Em dezembro de 1974, o jornalista investigativo Seymour Hersh , então repórter sênior com fontes dentro da CIA, publicou um relato sobre operações ilegais de inteligência da CIA contra o movimento anti-guerra americano. O então líder da maioria no Senado, Mike Mansfield, um líder de caráter, encarregou Church de investigar a CIA. O próprio Church foi um senador corajoso, honesto, inteligente, de mente independente e destemido, características cronicamente raras na política americana.

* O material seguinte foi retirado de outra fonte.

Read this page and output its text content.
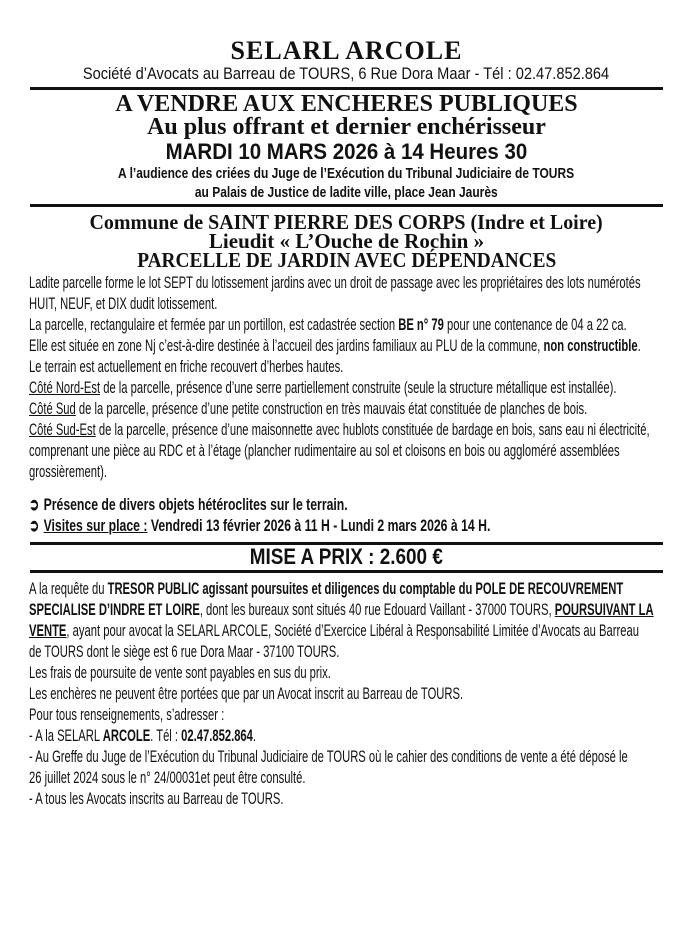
SELARL ARCOLE
Société d’Avocats au Barreau de TOURS, 6 Rue Dora Maar - Tél : 02.47.852.864
A VENDRE AUX ENCHERES PUBLIQUES
Au plus offrant et dernier enchérisseur
MARDI 10 MARS 2026 à 14 Heures 30
A l’audience des criées du Juge de l’Exécution du Tribunal Judiciaire de TOURS
au Palais de Justice de ladite ville, place Jean Jaurès
Commune de SAINT PIERRE DES CORPS (Indre et Loire)
Lieudit « L’Ouche de Rochin »
PARCELLE DE JARDIN AVEC DÉPENDANCES
Ladite parcelle forme le lot SEPT du lotissement jardins avec un droit de passage avec les propriétaires des lots numérotés
HUIT, NEUF, et DIX dudit lotissement.
La parcelle, rectangulaire et fermée par un portillon, est cadastrée section BE n° 79 pour une contenance de 04 a 22 ca.
Elle est située en zone Nj c’est-à-dire destinée à l’accueil des jardins familiaux au PLU de la commune, non constructible.
Le terrain est actuellement en friche recouvert d’herbes hautes.
Côté Nord-Est de la parcelle, présence d’une serre partiellement construite (seule la structure métallique est installée).
Côté Sud de la parcelle, présence d’une petite construction en très mauvais état constituée de planches de bois.
Côté Sud-Est de la parcelle, présence d’une maisonnette avec hublots constituée de bardage en bois, sans eau ni électricité,
comprenant une pièce au RDC et à l’étage (plancher rudimentaire au sol et cloisons en bois ou aggloméré assemblées
grossièrement).
➲ Présence de divers objets hétéroclites sur le terrain.
➲ Visites sur place : Vendredi 13 février 2026 à 11 H - Lundi 2 mars 2026 à 14 H.
MISE A PRIX : 2.600 €
A la requête du TRESOR PUBLIC agissant poursuites et diligences du comptable du POLE DE RECOUVREMENT
SPECIALISE D’INDRE ET LOIRE, dont les bureaux sont situés 40 rue Edouard Vaillant - 37000 TOURS, POURSUIVANT LA
VENTE, ayant pour avocat la SELARL ARCOLE, Société d’Exercice Libéral à Responsabilité Limitée d’Avocats au Barreau
de TOURS dont le siège est 6 rue Dora Maar - 37100 TOURS.
Les frais de poursuite de vente sont payables en sus du prix.
Les enchères ne peuvent être portées que par un Avocat inscrit au Barreau de TOURS.
Pour tous renseignements, s’adresser :
- A la SELARL ARCOLE. Tél : 02.47.852.864.
- Au Greffe du Juge de l’Exécution du Tribunal Judiciaire de TOURS où le cahier des conditions de vente a été déposé le
26 juillet 2024 sous le n° 24/00031et peut être consulté.
- A tous les Avocats inscrits au Barreau de TOURS.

Se ao menos as operações desonestas da CIA tivessem sido relegadas para a história na sequência dos crimes revelados pelo Comité da Igreja, ou pelo menos se tivessem submetido a CIA ao Estado de direito e à responsabilização pública. Mas não foi esse o caso. A CIA riu por último – ou melhor, fez o mundo chorar – ao manter o seu papel proeminente na política externa americana, incluindo a subversão no exterior.

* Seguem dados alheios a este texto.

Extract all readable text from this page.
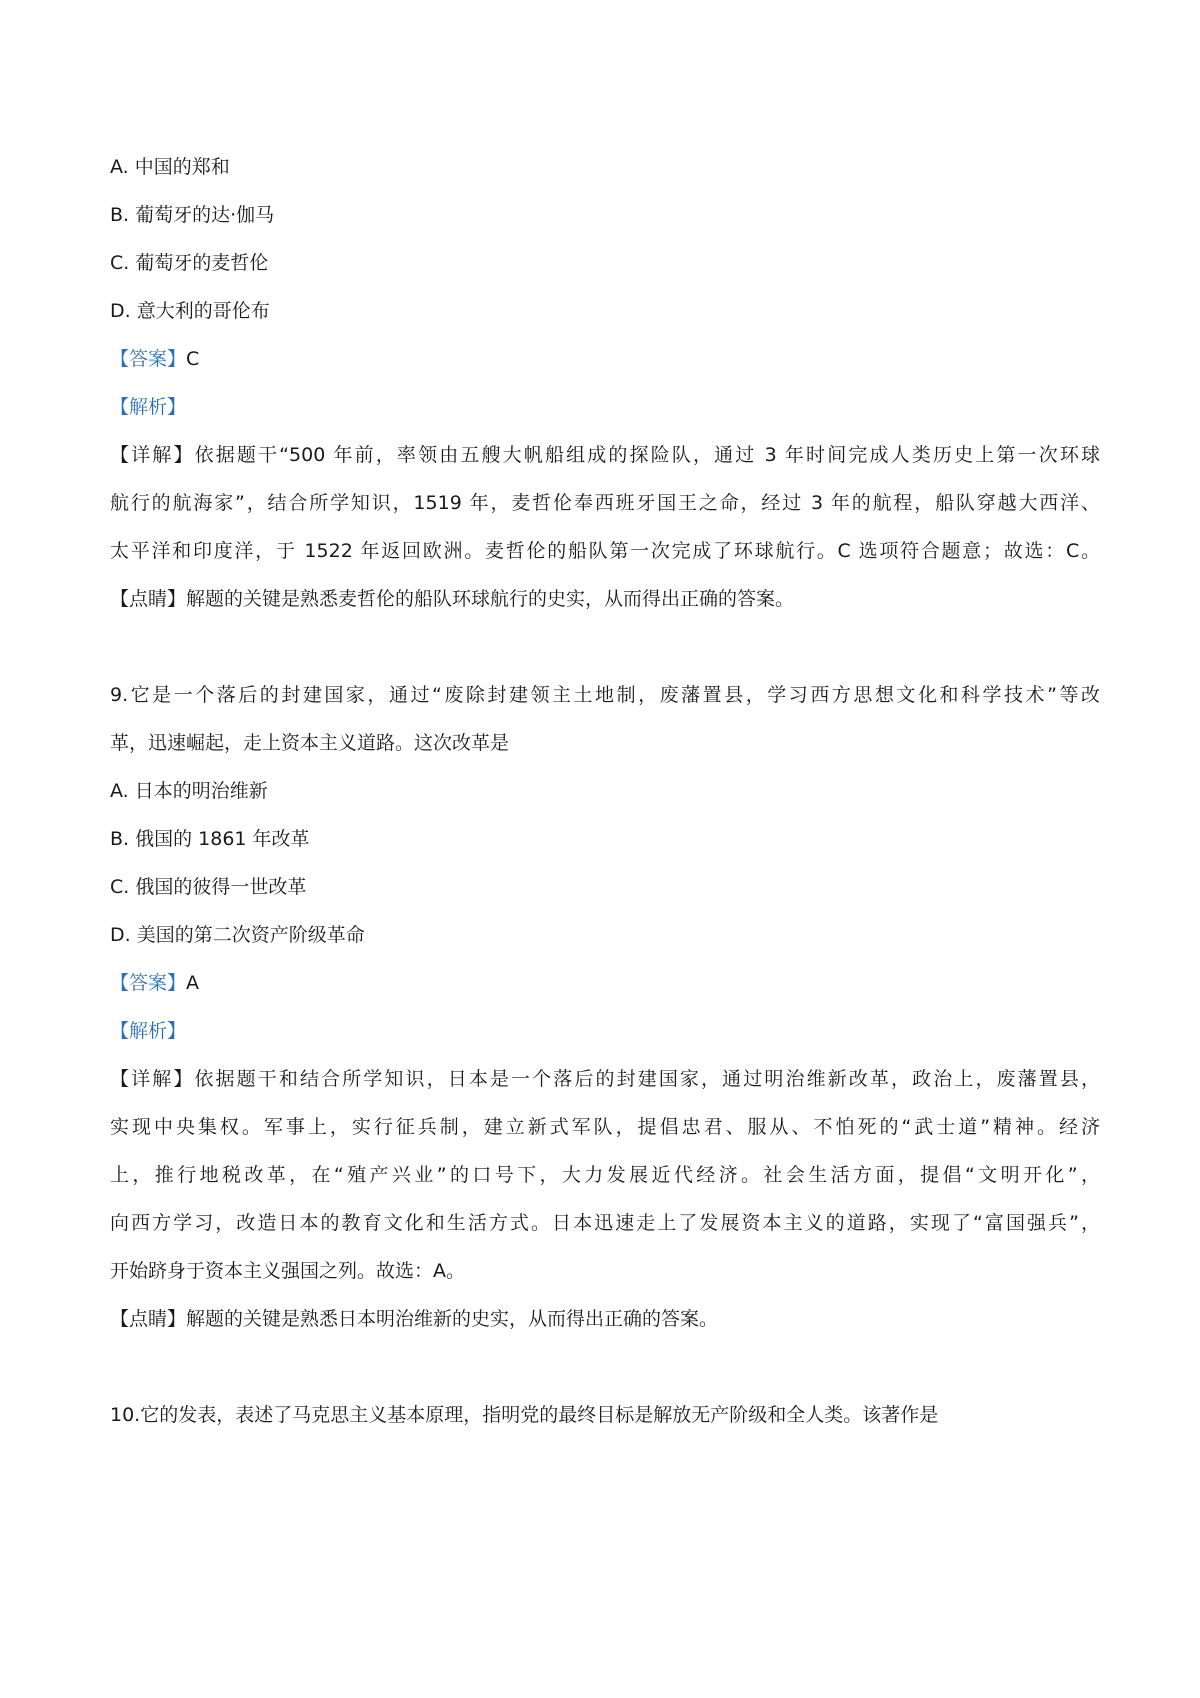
A. 中国的郑和
B. 葡萄牙的达·伽马
C. 葡萄牙的麦哲伦
D. 意大利的哥伦布
【答案】C
【解析】
【详解】依据题干“500 年前，率领由五艘大帆船组成的探险队，通过 3 年时间完成人类历史上第一次环球
航行的航海家”，结合所学知识，1519 年，麦哲伦奉西班牙国王之命，经过 3 年的航程，船队穿越大西洋、
太平洋和印度洋，于 1522 年返回欧洲。麦哲伦的船队第一次完成了环球航行。C 选项符合题意；故选：C。
【点睛】解题的关键是熟悉麦哲伦的船队环球航行的史实，从而得出正确的答案。
9.它是一个落后的封建国家，通过“废除封建领主土地制，废藩置县，学习西方思想文化和科学技术”等改
革，迅速崛起，走上资本主义道路。这次改革是
A. 日本的明治维新
B. 俄国的 1861 年改革
C. 俄国的彼得一世改革
D. 美国的第二次资产阶级革命
【答案】A
【解析】
【详解】依据题干和结合所学知识，日本是一个落后的封建国家，通过明治维新改革，政治上，废藩置县，
实现中央集权。军事上，实行征兵制，建立新式军队，提倡忠君、服从、不怕死的“武士道”精神。经济
上，推行地税改革，在“殖产兴业”的口号下，大力发展近代经济。社会生活方面，提倡“文明开化”，
向西方学习，改造日本的教育文化和生活方式。日本迅速走上了发展资本主义的道路，实现了“富国强兵”，
开始跻身于资本主义强国之列。故选：A。
【点睛】解题的关键是熟悉日本明治维新的史实，从而得出正确的答案。
10.它的发表，表述了马克思主义基本原理，指明党的最终目标是解放无产阶级和全人类。该著作是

Desde 1975, a CIA tem conduzido operações secretas de apoio aos jihadistas islâmicos no Afeganistão que destruíram completamente o Afeganistão, ao mesmo tempo que deram origem à Al-Qaeda. A CIA provavelmente conduziu operações secretas nos Balcãs contra a Sérvia, no Cáucaso contra a Rússia e na Ásia Central visando a China, todas mobilizando jihadistas apoiados pela CIA. Na década de 2010, a CIA realizou operações mortais para derrubar o regime sírio de Bashir al-Assad, sempre com jihadistas islâmicos. Durante pelo menos 20 anos, a CIA tem estado profundamente envolvida na escalada da catástrofe na Ucrânia, incluindo o derrube violento do Presidente ucraniano, Viktor Yanukovych, em Fevereiro de 2014, que desencadeou a guerra devastadora que actualmente assola a Ucrânia.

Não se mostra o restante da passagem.